I got a fair deal on a mini Jet a while back, so got to see what the hullabaloo about lathes was all about. At least some what. I've been enjoying it a lot. All my files have really nice handles and so do a those of a few of my friends, for example.

Changing speed, by swapping the belt position, isn't horrible, but I can see why people upgrade to lathes with variable speed control.

To change speeds on my little lathe, you have to find a wrench and loosen a bolt. I could just buy a replacement knob, but I noticed the bolt allowed me to leave it snug enough to hold the motor in the up position, and to slid it back down.

The only problem I had was, the washer would, occasionally, tilt a little and require me to go grab the wrench again, to loosen the bolt, adjust the washer, then lightly snug the bolt.

Anything to make changes easier is a good thing, of course. On a whim, I grabbed a pieces of 1/4" aluminum scrap about two inches long and used it for the washer. It's long enough, it doesn't tip.

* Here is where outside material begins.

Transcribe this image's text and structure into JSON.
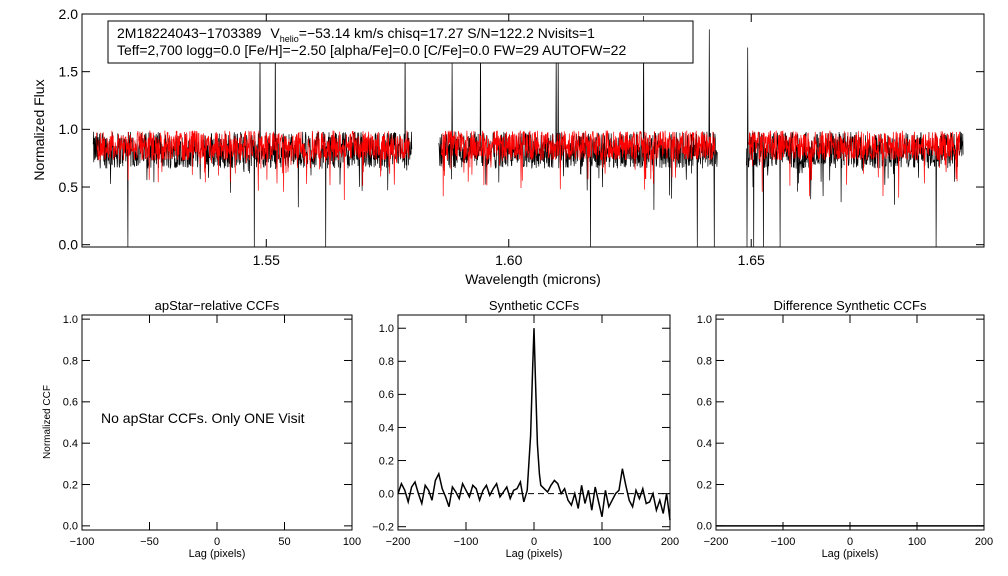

Changing belt position is just a matter of pulling the motor lever up (pressure holds it in place), flip the two doors open, position the belt, close the doors, push the motor lever down again and go.

I don't know if this would help someone else on other lathes, but it might be worth trying, since it can be undone quickly, if it doesn't work.

P.S., I haven't had any problems with belt slippage.


----------



## loiblb (Jul 6, 2015)

I may give it a try.
I made a change to my mini that helps with using the levers on the tool rest and tail stock.
Easy to grab and work with.


----------



## kelvancra (May 4, 2010)

You can't see it in the pictures, but I did the same to the tail stock bed lock. It made a HUGE difference. Before, I kept the mallet there to give the lock a tap. Now the mallet still stays there, but only to prep the centers.

My tool rest stop doesn't fight me like the tail stock lock does, so I made no modification to it.

The longer handles are an excellent improvement (mine has a 3/4" copper "ferrule" too).


----------